On passe aux choses très sérieuses avec le côtes-du-rhône villages 2014. 80% grenache 20% mourvèdre, que de la cuve béton, pas une note de bois, sur un terroir de galets roulés. Un joli nez camphré et floral, un jus ciselé, sur la cerise, le tabac blond, une matière ciselée et soyeuse… C’est la Bourgogne dans le Vaucluse. A 10,70 € la bouteille, il serait avisé d’en remplir sa cave. Le millésime 2015, plus tannique et solaire, exprime davantage la typicité du grenache, sur un fruit noir très mûr, mais toujours soutenu par une jolie fraîcheur. A attendre néanmoins.

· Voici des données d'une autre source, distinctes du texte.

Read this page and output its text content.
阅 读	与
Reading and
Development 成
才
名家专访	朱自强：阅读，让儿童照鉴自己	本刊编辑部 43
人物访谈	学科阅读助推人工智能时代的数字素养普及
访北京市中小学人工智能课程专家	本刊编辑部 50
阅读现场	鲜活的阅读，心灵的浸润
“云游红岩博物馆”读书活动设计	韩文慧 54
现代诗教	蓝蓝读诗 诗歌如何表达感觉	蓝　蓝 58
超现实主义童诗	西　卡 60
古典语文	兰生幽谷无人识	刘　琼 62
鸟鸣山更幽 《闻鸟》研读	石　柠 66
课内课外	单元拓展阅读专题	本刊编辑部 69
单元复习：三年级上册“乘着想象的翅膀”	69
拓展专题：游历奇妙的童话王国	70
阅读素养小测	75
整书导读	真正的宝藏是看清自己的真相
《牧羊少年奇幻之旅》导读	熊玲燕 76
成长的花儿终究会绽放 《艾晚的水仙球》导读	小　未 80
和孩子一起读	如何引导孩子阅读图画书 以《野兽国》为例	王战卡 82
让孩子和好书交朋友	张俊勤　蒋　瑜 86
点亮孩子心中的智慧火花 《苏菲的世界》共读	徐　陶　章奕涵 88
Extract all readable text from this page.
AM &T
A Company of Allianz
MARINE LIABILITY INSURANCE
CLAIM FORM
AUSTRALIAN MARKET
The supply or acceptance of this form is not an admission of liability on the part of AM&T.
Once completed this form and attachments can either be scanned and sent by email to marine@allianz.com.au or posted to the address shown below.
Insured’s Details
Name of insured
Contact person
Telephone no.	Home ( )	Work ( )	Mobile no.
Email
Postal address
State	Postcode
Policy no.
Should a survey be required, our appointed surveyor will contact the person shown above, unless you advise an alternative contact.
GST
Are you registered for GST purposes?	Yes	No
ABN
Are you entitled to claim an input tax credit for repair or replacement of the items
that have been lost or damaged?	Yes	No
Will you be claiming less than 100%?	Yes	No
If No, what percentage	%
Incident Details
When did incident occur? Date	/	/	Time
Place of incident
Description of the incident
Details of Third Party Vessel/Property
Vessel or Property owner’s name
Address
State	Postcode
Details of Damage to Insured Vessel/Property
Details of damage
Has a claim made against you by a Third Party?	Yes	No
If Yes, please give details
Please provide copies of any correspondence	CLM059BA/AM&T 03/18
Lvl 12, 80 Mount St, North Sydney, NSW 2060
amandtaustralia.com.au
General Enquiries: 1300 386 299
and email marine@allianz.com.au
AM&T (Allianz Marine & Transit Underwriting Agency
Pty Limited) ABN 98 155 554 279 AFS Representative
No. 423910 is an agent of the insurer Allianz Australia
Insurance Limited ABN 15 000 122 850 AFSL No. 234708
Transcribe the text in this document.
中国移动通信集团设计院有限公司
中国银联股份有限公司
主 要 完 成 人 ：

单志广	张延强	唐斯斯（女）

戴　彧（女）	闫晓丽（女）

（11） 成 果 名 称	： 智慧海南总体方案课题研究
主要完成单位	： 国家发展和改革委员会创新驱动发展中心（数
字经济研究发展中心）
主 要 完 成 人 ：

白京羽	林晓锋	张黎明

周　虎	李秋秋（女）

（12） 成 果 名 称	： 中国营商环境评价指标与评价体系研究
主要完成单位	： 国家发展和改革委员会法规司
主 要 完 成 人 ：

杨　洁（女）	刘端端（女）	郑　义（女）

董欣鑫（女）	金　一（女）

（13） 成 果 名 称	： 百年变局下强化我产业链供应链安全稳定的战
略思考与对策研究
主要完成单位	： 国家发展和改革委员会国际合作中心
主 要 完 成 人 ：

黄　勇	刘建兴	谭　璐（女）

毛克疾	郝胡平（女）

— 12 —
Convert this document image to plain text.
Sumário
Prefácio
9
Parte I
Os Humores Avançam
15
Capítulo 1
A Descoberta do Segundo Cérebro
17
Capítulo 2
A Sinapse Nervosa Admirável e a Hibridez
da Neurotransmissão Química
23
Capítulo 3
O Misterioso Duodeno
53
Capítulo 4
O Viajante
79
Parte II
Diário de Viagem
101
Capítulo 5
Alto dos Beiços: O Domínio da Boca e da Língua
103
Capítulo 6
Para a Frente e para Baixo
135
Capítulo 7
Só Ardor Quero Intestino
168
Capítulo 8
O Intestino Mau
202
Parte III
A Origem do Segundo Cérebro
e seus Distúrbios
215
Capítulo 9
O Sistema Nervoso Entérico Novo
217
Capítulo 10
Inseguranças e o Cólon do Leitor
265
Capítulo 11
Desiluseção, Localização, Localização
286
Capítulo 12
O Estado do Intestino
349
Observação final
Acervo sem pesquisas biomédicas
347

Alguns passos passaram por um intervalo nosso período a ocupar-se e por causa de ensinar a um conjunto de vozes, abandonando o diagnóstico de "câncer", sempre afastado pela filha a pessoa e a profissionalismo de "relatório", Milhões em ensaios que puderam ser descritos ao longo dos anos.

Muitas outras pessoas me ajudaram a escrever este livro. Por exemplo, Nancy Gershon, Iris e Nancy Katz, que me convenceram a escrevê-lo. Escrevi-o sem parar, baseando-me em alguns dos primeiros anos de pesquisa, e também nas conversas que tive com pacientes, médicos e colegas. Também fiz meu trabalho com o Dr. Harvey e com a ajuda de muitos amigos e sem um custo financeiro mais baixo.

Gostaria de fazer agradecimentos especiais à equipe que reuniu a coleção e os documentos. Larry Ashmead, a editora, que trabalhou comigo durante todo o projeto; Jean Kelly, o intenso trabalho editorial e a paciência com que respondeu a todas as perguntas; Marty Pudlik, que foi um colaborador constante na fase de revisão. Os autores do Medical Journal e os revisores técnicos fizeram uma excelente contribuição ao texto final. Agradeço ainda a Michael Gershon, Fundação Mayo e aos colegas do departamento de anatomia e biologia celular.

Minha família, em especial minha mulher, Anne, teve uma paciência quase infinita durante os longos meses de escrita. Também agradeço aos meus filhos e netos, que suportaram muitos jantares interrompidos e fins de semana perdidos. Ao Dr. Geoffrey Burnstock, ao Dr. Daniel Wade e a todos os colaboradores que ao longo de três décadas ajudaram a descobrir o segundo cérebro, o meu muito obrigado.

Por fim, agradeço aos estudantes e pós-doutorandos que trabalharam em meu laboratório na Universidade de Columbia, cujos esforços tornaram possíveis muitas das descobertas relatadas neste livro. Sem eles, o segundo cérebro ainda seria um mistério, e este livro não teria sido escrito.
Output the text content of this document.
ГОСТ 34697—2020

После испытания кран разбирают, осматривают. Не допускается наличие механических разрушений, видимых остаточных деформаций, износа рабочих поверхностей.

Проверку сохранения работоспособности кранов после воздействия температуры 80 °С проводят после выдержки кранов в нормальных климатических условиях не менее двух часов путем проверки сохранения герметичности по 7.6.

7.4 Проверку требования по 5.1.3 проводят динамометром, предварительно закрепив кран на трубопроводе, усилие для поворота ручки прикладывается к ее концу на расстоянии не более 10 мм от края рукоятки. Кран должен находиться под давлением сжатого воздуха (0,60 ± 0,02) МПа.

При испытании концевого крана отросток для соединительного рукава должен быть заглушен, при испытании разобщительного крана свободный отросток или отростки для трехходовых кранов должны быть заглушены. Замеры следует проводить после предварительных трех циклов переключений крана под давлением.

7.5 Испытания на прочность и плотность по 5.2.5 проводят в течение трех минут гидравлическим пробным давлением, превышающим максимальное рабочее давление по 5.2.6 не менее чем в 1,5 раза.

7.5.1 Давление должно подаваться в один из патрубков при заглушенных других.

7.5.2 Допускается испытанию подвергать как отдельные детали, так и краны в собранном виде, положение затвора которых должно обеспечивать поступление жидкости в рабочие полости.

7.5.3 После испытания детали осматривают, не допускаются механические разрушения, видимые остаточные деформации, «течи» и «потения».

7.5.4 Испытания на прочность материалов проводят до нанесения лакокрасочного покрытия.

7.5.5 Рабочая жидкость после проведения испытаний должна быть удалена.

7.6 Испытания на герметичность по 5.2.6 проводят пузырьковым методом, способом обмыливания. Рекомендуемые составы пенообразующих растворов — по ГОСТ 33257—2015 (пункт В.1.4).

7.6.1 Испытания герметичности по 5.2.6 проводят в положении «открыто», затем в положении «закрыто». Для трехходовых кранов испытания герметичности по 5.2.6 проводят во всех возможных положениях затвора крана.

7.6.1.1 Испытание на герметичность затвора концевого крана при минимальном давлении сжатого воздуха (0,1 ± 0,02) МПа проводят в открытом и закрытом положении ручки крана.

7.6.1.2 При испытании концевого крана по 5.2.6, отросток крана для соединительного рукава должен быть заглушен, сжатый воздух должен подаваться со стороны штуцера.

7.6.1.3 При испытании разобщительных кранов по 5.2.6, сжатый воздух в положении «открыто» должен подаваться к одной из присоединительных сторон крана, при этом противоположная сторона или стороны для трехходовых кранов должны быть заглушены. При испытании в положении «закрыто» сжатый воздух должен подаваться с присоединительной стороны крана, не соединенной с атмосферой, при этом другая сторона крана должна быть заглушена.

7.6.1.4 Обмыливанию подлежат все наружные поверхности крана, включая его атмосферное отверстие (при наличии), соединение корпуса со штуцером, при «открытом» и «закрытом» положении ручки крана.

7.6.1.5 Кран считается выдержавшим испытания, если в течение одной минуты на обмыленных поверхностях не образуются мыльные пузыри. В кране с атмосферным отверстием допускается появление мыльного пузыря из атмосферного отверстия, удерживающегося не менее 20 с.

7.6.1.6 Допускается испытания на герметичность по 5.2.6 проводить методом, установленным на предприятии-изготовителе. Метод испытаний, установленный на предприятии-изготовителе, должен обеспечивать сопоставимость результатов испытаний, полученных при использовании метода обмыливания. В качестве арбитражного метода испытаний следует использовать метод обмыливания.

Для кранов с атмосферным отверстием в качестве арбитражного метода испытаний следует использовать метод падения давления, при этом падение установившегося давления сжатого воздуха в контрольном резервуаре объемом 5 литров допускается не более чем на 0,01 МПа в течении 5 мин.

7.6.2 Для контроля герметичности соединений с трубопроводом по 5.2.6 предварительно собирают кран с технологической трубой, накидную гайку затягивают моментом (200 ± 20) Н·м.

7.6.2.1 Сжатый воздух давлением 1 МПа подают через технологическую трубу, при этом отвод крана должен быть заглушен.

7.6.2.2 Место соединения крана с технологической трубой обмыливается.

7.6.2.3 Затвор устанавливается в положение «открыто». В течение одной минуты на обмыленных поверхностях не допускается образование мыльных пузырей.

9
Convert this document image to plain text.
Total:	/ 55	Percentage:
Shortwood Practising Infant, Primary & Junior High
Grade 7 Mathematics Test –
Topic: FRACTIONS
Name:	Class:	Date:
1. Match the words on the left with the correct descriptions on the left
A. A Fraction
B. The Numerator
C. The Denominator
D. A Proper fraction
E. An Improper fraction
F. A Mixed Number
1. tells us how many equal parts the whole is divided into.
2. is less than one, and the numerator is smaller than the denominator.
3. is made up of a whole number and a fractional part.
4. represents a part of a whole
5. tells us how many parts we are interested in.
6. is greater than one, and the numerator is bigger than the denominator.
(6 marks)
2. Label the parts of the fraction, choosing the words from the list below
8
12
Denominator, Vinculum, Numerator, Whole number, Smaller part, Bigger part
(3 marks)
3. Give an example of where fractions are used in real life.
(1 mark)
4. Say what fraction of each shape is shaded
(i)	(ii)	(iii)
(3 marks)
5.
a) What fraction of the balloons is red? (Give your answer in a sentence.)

On remonte aux origines de la famille avec le châteauneuf rouge, dont les vignes âgées de 120 ans, jouxtent celles de Château Rayas (notez bien que Nathalie Reynaud n’a aucun lien de parenté avec Emmanuel Reynaud, du fameux domaine voisin). Confirmant l’impression du côtes-du-rhône villages dégusté précédemment, le millésime 2014 se révèle tout en velours, à la fois musclé et élancé comme un sprinter, réglissé à point, une merveille d’équilibre. Le 2015 affiche un profil bien différent, plus sphérique, concentré, compact, tout en gardant une belle trame acide et des épices électrisantes. A 24,80 € prix propriété, on est en présence d’un châteauneuf de grande classe à prix très doux. N’attendez pas pour vous précipiter sur les vins de Nathalie Reynaud, on va beaucoup parler d’elle.